Роман с мертвой девушкой
Шрифт:

С блеском осуществленный музыкальный проект трансформировался в идею ледового перфоманса, где мне отвели роль концертмейстера. Под аккорды (специально выломанного из старой кирхи и привезенного в спорткомплекс органа) в вихре вальса при свете прожекторов кружились на коньках по голубому овалу отборные пары: толстуха-диетологиня и шибздик-пивнюк, горбатая балерина и одышливый врач в тельняшке, художник Пипифаксов и фея в перьях, конфликтолог Вермонтов и заядлая меховщица… Об умопомрачительном зрелище, главном событии года, трубили печатные органы, судачили в стриптиз-клубах и парикмахерских. Печатали интервью со мной и прочими участниками.

По мотивам этого парада-алле (как именовали бенефис фигуристов) бородавчатый режиссер Баскервилев задумал снять кино. Естественно, меня залучил в фильм первым. Согласно замыслу, лента была призвана воспитать любовь к погибающей из-за варварства человека природе: для этого сборную солянку скользящих на коньках фигляров сдобрили животными: страусами, медведями, носорогами. (Сценарий сляпал сам Баскервилев, а помогали ему Свободин и Гондольский). Для натурных съемок выбрали тмутаракань. «Чтоб городская сутолока не отвлекала», — мотивировал Баскервилев. На крохотном вокзале, куда мы после двухдневной тряски в пыльном вагоне прибыли, нас встречал духовой оркестр местной

военной части и лично губернатор области, а также вся его челядь. Было категорически предложено разместиться в только что отстроенном пятизвездочном отеле (открытие бассейна с прыгательной вышкой приурочили специально к нашему приезду).
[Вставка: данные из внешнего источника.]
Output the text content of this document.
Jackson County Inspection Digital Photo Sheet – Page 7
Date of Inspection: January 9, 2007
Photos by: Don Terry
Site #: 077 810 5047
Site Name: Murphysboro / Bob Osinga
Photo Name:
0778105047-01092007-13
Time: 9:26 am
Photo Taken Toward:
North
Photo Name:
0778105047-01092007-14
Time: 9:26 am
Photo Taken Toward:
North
Вскоре доставили в клетках дрессированных медведя, лису, двух бобров и бурундука, а также удава из личного домашнего зоопарка меховщицы, она, оказывается, тоже выступала в защиту зверья и даже возглавляла комитет охраны австралийских нутрий, поскольку их исчезновение грозило крахом меховому бизнесу. Из разномастной четвероногой команды лишь мишка оказался послушным, остальные не понимали, чего от них добиваются. Должны были бегать лесными тропинками, а норовили свернуть в чащу, обязаны были попадать в капканы, а им не хотелось совать в железные челюсти лапы и морды. Люди должны были их из ловушек вызволять, звери должны были благодарно лизать освободителям руки, но вместо этого шарахались от двуногих спасителей и норовили их укусить. Не желали выполнять приказы даже белые мыши, для которых были сочинены эпизодические роли. Баскервилев, не вылезавший из гусарских сапог, прибегнул к крайним мерам и наказывал упрямых тварей розгами. Больно было смотреть и слышать, как они голосили и пресмыкались перед истязателем. Однако жестокость искупалась и оправдывалась высокой задачей, стоявшей перед творческим коллективом.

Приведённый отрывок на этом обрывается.